Y, sin embargo, cuando ese día lo llamó el director, fue corriendo al pabellón deportivo, en el que se habían instalado unas mesas plegables con sus correspondientes sillas de plástico pegadas a unas paredes dotadas de espalderas. Gunnarstranda entró por la salida de emergencias, que estaba abierta, saludó a derecha e izquierda y se sentó a una mesa atrás del todo, en un rincón. La mayor parte de los invitados iban de dos en dos a ese tipo de actos. «En realidad, no pasa nada por sentarme solo», pensó, siempre y cuando pudiera escabullirse de Bøhren, ese pomposo anciano que tanto disfrutaba oyéndose hablar. Desde allí miraba temerosamente hacia la entrada, cuando de repente se interpuso entre él y la puerta un brazo que sostenía la jarra de un termo.
—¿Está libre? —preguntó ella.
Pero antes de que Gunnarstranda contestara, ella ya se había sentado.
—¿No se acuerda de mí? —le preguntó ella.
Él sabía que la había visto en alguna parte, por lo que buscó en el archivo de su cerebro.
—Usted me interrogó con motivo de un caso de asesinato —explicó ella al ver su reacción—. En el trabajo.
—Tove —dijo él finalmente, y de nuevo se sintió entusiasmado por su sonrisa—. Tove Granaas.
—La última vez no me reconoció.
A Gunnarstranda le resultaba bochornoso que hubiera estado sentada entre el público durante su conferencia.
—¿Estaba usted aquí la última vez?
Ella lo devolvió en seguida a la realidad.
—Claro que estaba —dijo—. Sigo todo lo que hace usted.
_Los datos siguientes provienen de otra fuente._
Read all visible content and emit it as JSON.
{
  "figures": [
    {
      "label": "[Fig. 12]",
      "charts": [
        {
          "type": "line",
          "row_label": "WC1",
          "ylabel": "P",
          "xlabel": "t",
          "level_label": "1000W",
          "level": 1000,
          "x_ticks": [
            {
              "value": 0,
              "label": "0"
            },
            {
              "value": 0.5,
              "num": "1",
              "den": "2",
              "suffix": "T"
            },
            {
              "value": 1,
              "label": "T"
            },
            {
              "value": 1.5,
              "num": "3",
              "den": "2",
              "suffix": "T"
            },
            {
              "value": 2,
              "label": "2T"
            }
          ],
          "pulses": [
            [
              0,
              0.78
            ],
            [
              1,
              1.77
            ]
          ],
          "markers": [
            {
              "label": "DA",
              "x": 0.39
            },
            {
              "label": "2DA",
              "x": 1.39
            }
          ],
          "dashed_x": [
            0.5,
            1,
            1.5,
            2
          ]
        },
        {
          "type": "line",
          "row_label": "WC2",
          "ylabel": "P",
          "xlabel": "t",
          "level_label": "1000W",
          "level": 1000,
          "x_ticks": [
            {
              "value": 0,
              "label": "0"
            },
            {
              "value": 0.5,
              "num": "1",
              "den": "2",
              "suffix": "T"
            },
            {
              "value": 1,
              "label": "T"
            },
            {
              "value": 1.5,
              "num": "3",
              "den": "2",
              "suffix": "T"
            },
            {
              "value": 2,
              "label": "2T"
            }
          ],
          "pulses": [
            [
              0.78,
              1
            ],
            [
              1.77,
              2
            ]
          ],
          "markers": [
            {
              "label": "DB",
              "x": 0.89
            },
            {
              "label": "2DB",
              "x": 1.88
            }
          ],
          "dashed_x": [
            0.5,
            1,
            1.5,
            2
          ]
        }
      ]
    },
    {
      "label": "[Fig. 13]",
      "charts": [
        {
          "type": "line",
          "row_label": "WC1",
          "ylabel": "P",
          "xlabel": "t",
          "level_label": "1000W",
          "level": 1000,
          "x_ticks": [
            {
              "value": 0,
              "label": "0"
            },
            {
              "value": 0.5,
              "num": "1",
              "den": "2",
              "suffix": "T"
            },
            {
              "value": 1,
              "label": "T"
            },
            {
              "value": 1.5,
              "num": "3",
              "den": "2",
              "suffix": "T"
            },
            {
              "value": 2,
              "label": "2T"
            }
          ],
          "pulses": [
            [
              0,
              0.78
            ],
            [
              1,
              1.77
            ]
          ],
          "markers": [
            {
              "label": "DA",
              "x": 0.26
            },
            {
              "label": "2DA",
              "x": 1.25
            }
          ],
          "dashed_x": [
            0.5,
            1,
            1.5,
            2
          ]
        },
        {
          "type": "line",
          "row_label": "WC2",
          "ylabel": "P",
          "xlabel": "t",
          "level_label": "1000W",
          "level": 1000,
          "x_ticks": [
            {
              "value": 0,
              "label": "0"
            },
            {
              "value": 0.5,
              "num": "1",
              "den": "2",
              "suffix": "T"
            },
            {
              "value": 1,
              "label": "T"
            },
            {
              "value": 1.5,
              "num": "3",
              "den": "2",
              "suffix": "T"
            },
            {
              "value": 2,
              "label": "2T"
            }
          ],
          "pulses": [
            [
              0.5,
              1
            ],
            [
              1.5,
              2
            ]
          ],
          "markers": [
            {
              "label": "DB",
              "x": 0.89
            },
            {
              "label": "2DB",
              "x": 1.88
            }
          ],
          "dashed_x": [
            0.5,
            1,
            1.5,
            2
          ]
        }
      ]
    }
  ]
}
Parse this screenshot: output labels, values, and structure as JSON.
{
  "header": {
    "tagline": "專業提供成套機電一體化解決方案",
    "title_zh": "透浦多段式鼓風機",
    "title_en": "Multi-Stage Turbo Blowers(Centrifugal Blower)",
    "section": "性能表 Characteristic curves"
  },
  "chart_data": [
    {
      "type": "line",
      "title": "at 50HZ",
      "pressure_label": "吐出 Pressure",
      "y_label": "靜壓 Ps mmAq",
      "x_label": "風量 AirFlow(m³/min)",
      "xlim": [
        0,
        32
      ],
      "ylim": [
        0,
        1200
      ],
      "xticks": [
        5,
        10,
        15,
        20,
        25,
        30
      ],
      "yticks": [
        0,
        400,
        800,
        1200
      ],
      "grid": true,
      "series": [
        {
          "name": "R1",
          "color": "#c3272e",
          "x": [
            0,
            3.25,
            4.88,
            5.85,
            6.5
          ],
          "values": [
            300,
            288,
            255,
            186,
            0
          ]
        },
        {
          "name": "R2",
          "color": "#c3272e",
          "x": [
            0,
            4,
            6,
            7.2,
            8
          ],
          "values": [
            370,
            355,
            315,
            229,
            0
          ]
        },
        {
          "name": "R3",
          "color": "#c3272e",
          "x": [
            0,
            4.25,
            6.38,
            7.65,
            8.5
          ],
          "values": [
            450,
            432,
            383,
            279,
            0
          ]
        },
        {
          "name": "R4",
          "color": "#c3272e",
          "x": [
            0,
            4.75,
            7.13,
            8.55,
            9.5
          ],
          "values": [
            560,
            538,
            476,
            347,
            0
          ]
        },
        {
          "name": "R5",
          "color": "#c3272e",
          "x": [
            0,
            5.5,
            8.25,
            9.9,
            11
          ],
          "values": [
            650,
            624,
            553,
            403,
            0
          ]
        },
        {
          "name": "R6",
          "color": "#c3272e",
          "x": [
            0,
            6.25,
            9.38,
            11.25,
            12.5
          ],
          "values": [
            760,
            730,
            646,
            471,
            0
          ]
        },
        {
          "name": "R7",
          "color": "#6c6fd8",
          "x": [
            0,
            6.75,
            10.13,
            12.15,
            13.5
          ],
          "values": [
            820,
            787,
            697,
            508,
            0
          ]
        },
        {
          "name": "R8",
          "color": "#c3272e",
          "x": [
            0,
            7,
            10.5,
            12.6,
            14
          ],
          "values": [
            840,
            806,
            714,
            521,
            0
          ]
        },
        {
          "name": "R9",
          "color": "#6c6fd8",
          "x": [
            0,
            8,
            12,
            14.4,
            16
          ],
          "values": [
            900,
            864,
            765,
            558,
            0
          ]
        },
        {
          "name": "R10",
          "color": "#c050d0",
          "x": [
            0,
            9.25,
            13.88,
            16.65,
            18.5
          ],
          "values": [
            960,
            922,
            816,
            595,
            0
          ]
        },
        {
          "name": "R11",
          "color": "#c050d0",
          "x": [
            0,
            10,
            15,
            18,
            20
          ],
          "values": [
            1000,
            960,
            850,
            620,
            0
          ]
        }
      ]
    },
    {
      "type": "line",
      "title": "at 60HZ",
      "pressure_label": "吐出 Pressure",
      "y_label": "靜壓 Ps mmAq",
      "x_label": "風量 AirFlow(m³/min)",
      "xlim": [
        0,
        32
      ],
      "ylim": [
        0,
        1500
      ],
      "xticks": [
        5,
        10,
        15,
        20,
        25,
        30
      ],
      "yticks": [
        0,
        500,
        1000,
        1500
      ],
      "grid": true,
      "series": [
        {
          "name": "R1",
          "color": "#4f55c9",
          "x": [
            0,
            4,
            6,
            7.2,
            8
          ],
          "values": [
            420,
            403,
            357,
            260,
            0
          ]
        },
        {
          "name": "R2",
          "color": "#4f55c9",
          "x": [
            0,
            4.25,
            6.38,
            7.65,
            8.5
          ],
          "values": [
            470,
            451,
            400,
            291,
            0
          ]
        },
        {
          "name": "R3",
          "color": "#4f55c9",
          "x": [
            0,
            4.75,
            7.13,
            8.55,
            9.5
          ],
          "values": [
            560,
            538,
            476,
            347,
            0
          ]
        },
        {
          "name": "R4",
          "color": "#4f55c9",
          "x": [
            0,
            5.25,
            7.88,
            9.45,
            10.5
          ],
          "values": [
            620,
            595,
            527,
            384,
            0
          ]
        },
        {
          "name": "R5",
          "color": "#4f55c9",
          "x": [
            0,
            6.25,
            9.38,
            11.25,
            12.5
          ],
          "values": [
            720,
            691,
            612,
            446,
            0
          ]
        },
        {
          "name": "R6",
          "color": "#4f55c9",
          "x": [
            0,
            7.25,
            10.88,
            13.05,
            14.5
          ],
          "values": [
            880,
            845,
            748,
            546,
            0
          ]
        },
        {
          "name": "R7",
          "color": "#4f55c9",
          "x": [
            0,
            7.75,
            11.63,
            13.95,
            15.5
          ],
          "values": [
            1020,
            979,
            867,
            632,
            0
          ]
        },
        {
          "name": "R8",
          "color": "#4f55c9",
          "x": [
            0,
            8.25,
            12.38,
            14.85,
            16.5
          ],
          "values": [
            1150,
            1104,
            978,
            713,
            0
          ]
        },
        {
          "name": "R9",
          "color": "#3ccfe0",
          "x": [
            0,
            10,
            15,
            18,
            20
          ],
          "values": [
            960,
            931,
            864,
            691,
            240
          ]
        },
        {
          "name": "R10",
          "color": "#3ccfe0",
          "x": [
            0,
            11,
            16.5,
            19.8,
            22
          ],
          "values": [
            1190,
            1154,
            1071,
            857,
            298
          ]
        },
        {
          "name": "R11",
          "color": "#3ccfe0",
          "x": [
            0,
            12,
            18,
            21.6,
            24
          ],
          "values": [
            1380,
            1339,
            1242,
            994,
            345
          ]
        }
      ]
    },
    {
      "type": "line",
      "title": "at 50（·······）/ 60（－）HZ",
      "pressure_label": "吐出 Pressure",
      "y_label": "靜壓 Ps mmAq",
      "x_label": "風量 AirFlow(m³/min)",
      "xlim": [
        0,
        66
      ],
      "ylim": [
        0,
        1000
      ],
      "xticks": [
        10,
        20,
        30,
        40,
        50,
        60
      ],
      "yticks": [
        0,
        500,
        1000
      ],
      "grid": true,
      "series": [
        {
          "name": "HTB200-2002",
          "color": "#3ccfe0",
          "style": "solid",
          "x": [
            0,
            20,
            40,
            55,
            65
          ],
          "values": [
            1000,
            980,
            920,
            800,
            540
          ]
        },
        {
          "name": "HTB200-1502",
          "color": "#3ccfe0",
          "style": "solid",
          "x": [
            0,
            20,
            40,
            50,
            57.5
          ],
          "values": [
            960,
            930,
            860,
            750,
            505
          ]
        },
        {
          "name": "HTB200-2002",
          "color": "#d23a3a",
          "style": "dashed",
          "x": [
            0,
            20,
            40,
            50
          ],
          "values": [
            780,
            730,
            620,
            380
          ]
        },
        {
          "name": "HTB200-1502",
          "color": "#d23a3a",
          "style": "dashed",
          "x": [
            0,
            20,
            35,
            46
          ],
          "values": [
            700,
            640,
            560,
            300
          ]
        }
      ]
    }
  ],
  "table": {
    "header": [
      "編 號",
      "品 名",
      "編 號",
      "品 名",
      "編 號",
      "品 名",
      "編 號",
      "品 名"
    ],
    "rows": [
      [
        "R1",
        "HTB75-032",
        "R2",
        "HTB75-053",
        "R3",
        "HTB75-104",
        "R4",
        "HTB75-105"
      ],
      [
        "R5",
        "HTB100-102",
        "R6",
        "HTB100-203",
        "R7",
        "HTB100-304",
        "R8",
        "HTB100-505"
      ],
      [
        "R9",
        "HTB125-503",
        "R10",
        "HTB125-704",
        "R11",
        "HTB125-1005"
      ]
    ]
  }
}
Como hombre de la brigada de homicidios, es usted un genio.
Un señor de la mesa de al lado alzó la taza para dar a entender que la tenía vacía. Tove cogió automáticamente su jarra del termo y se la pasó. Un suave aroma a perfume acarició la mejilla de Gunnarstranda cuando ella se volvió de nuevo. Con su sencillo jersey de punto y sus vaqueros, tenía un aire veraniego. Sus manos eran pequeñas, los dedos fuertes y llevaba las uñas cortas. «Manos que pueden agarrar», pensó él. Cuando alzó la vista, ella seguía prestándole atención. Luego apoyó la cabeza en la mano y le habló de sus problemas con los narcisos.
—Los tengo plantados en un arriate; todos los otoños planto los bulbos, pero casi nunca salen.
—Mal drenaje —dijo él—. Cave un hoyo más hondo y rellénelo de bolitas de piedra pómez o de arena.
—¿Cómo de profundo?
—Entierre cada bulbo a una profundidad equivalente a tres bulbos.
—Tal y como lo dice, parece sencillo.
—Si mete en cada agujero muchos bulbos, quince o veinte, se formará una especie de arbusto… ¡precioso! —Con la emoción, se había inclinado sobre la mesa y, antes de darse cuenta, se oyó decir—: Puedo ayudarla, si quiere.
Una vez dichas las palabras, le habría gustado arrancarse la lengua.
—Ahora en invierno supongo que ya será tarde —respondió ella.
Gunnarstranda, aliviado, tragó saliva.
—Siempre podrá cultivarlos dentro y sacarlos cuando no haya heladas —la consoló.
Al poco rato descubrió que Bøhren, el jefe de la asociación, había entrado; no llevaba corbata, pero sí un ridículo pañuelito anudado al cuello. Con su cuerpo larguirucho apoyado en un bastón, miraba malencarado a su alrededor. El comisario sabía que lo buscaba a él. Sin embargo, cuando la mirada de Bøhren recayó en él, miró hacia otro lado.
—¡Pero si es Bøhren! —dijo Tove Granaas en voz alta.
Bøhren acababa de verlos a los dos, pero se detuvo.
Gunnarstranda asintió lentamente con la cabeza.
El anciano lo taladró con una mirada prolongada. Luego se volvió despacio y se alejó cojeando en la dirección contraria.
—¿No le habré quitado el sitio a Bøhren, verdad? —susurró Tove Granaas en tono de complicidad.
—Por lo que más quiera, quédese sentada —le respondió Gunnarstranda con otro susurro.
Y por tercera vez en poco rato, ella le apretó ligeramente el brazo.
Desde entonces, ninguno de los dos había vuelto a las reuniones de la asociación local de jardinería. A cambio, habían salido tres noches a cenar.
Ahora, en el restaurante Hansken, cuando Gunnarstranda se sentó y se cruzó con su mirada, sentía la misma ilusión por la cena que por la conversación.